The ‘five desultory years’ of the Patil presidency have awakened demands for the 13th President of the republic to be a person of stature.

In some 10 weeks from now, India will elect its next President.

The corridors of power are abuzz with gossip and innuendo, and some hard speculation, as to who that person could be.

The India Today Group has launched a ‘Pick your President’ campaign to be run through the print, digital and TV medium.

Setting the stage, as it were, is a special issue of the India Today magazine kicked off by a letter from editor-in-chief Aroon Purie inviting public participation in the campaign, whose subtext is summed up in his hope ‘that we get a President who makes us proud’.

Purie observes:

The President may be bound by the advice of the Prime Minister and the council of ministers, ‘except while naming a Prime Minister’ yet there is a need for a person who is ‘able to retain some independence of opinion and be seen to be above partisan politics’ and therefore be, ‘a person of stature’. 
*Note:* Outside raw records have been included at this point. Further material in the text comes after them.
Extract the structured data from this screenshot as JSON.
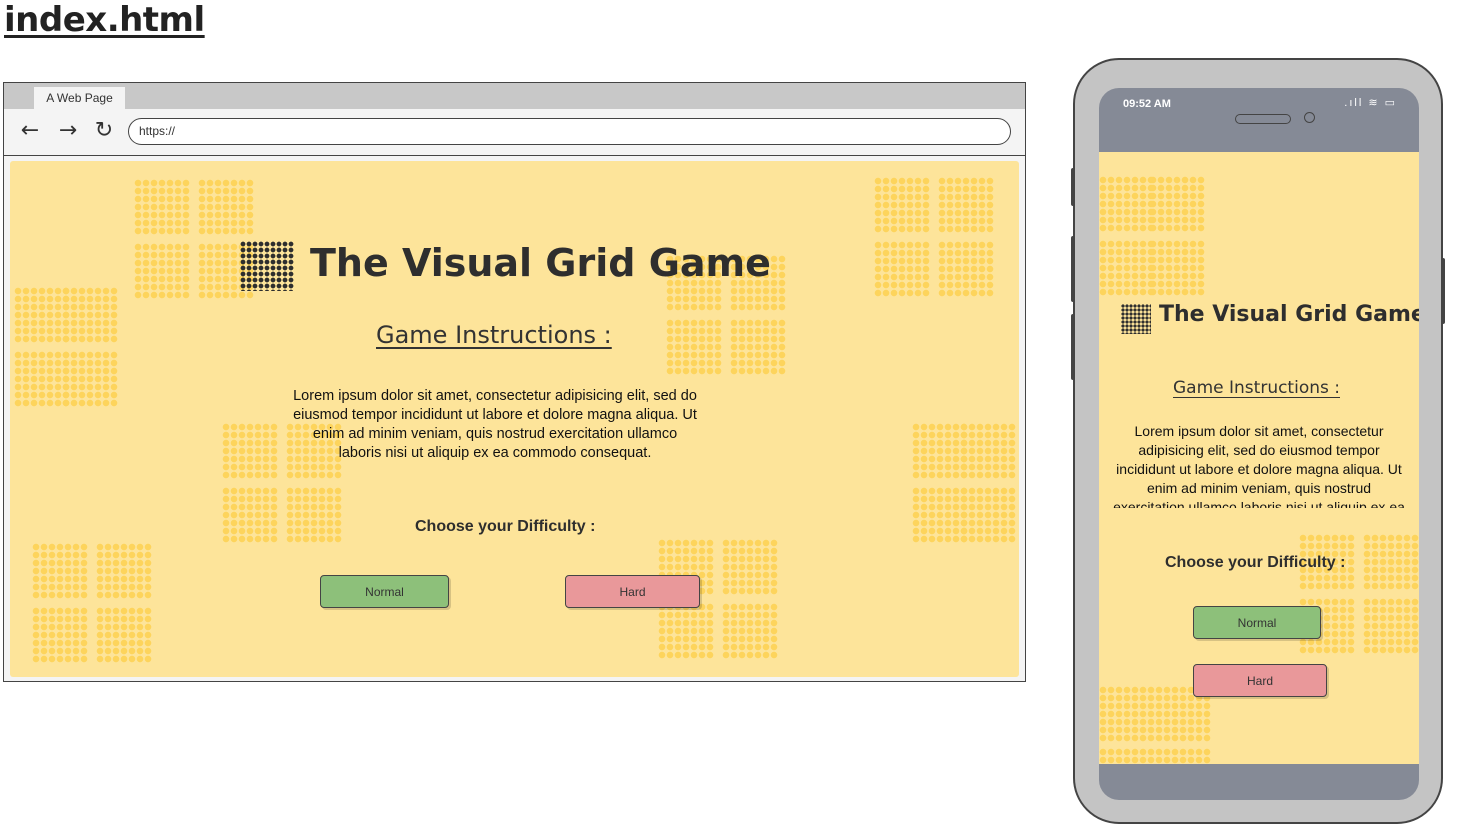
{
  "page": {
    "heading": "index.html"
  },
  "browser": {
    "tab_label": "A Web Page",
    "url": "https://",
    "back_glyph": "←",
    "forward_glyph": "→",
    "reload_glyph": "↻"
  },
  "game": {
    "title": "The Visual Grid Game",
    "instructions_title": "Game Instructions :",
    "instructions_text": "Lorem ipsum dolor sit amet, consectetur adipisicing elit, sed do eiusmod tempor incididunt ut labore et dolore magna aliqua. Ut enim ad minim veniam, quis nostrud exercitation ullamco laboris nisi ut aliquip ex ea commodo consequat.",
    "difficulty_label": "Choose your Difficulty :",
    "normal_label": "Normal",
    "hard_label": "Hard"
  },
  "phone": {
    "time": "09:52 AM",
    "status_icons": ".ıll ≋ ▭"
  },
  "icons": [
    "back-arrow-icon",
    "forward-arrow-icon",
    "reload-icon",
    "grid-logo-icon"
  ],
  "colors": {
    "background_yellow": "#fde49a",
    "dot_yellow": "#fdd45c",
    "normal_green": "#8dc07a",
    "hard_red": "#e9989a",
    "phone_bar": "#858a96"
  }
}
In the cover story, India Today editorial director M.J. Akbar has analysed the history of the presidency in the country – as a high office and a symbol.
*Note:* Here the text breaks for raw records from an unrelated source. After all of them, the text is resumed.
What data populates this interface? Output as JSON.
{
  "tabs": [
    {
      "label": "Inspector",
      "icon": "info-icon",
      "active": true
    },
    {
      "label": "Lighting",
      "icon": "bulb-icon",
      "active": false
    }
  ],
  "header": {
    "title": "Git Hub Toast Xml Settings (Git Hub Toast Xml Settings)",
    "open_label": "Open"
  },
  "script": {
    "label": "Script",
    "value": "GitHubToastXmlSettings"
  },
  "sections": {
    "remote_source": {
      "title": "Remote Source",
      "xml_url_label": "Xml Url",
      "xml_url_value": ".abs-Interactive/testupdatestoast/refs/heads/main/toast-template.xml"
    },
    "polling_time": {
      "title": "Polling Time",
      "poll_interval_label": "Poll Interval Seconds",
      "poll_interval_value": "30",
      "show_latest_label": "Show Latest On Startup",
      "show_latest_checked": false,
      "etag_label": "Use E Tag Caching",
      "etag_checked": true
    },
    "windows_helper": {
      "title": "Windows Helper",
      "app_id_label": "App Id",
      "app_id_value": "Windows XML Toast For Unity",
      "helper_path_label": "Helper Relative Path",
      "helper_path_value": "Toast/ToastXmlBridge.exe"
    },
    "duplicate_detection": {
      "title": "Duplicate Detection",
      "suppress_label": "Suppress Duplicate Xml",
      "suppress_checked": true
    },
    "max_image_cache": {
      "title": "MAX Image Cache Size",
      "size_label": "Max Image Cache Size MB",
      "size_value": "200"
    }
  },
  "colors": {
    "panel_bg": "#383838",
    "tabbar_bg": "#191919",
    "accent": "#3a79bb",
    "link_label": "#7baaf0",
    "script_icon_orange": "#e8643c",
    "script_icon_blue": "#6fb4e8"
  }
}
Looking at the early years of the republic, and the two models of presidency offered by Rajendra Prasad and Sarvepalli Radhakrishnan, Akbar concludes that ‘a President’s power lies in moral authority, which demands the independence of a judge and sagacity of a wide-awake nationalist’.

Unfortunately, as he points out, a third category of Presidents soon emerged that devalued the high expectation of the highest office of the land.

He says:

The ‘five desultory years’ of the Patil presidency have awakened demands for the 13th President of the republic to be a person of stature who, he notes, could be an ‘overlap’ President, were the UPA to do badly in the 2014 general elections. There seems to be a congruence between some Congress allies and smaller opposition parties in pushing the idea of Union finance minister Pranab Mukherjee as the next President. And it is Sonia’s worry about the ‘overlap’ moment that seems to go against a Mukherjee candidacy. 

As Akbar bluntly points out,

‘Rahul’s future could depend on the decision the President will take.’ 

The story points to the dilemma that Mukherjee’s strong showing among UPA allies and even some opposition parties has created in the Congress party.

Such is the seeming inevitability of Mukherjee’s candidacy that the party veteran could even contemplate resignation if denied.